# Sally B Airborne again



## trackend (May 17, 2009)

Sally B made her first airshow flight today at the Duxford spring airshow after best part of a year on the ground following a double engine failiure.
Dispite poor weather the sight of Sally sporting some refurbished nose art making an appearance bought sunshine to those of us who have supported Sally over the years as 
Britains memorial aircraft to commemorate all the WW2 US flyers who never made it back home across the pond she is totally funded by private donations from the public and 
members of the supporters club and a hell of a lot of hard work by the Sally B team.
I took these snaps today at the show


----------



## GrauGeist (May 17, 2009)

Definately good news, trackend...good to see her up and runnin' again!

Great photos, thanks for sharing them


----------



## FLYBOYJ (May 17, 2009)

Nice pics Tack and nice to see you drop in. Hope all is well!


----------



## evangilder (May 17, 2009)

Glad to see her up in the sky again, and good to see you back too, Lee. Nice shots!


----------



## seesul (May 17, 2009)

Thanks Lee, what a great news!


----------



## ToughOmbre (May 17, 2009)

Great to see "Sally B" back where she belongs!

Thanks Track!

TO


----------



## ccheese (May 17, 2009)

Nice to see you back, Lee. Good pic's, too [a nude... oh my gawd !]

Charles


----------



## Geedee (May 18, 2009)

Thats some good news Lee, thanks for the update.
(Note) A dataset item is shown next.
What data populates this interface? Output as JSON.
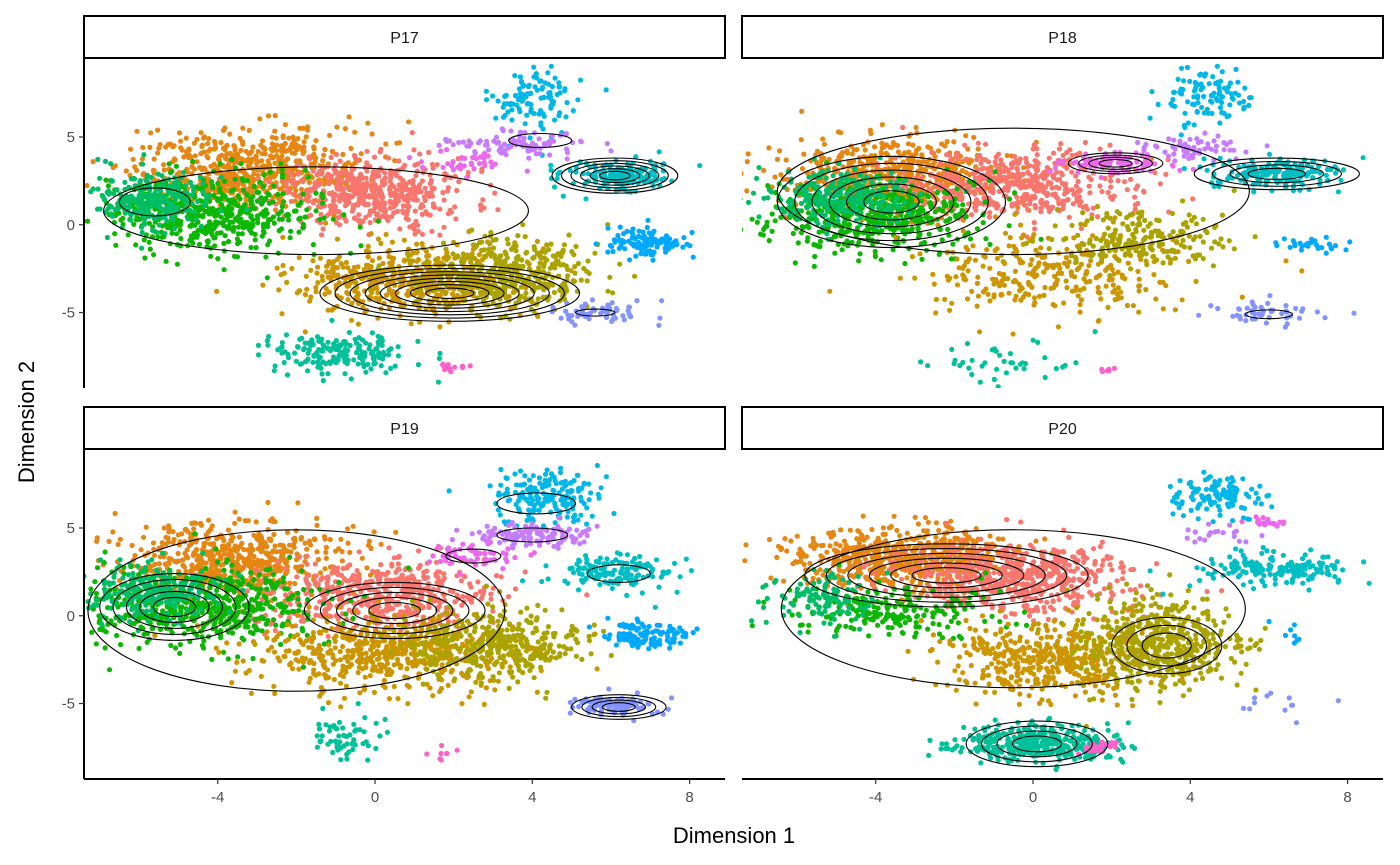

Not too sure about those other two engines...smoking a bit !


----------



## Gnomey (May 18, 2009)

Good to see you back Lee. Thanks for the good news about Sally B.


----------



## Airframes (May 18, 2009)

Nice to have you back, and great news and great pics. Thanks Track'.


----------



## Micdrow (May 18, 2009)

Sweet shots Trackend, many thanks for sharing!!!


----------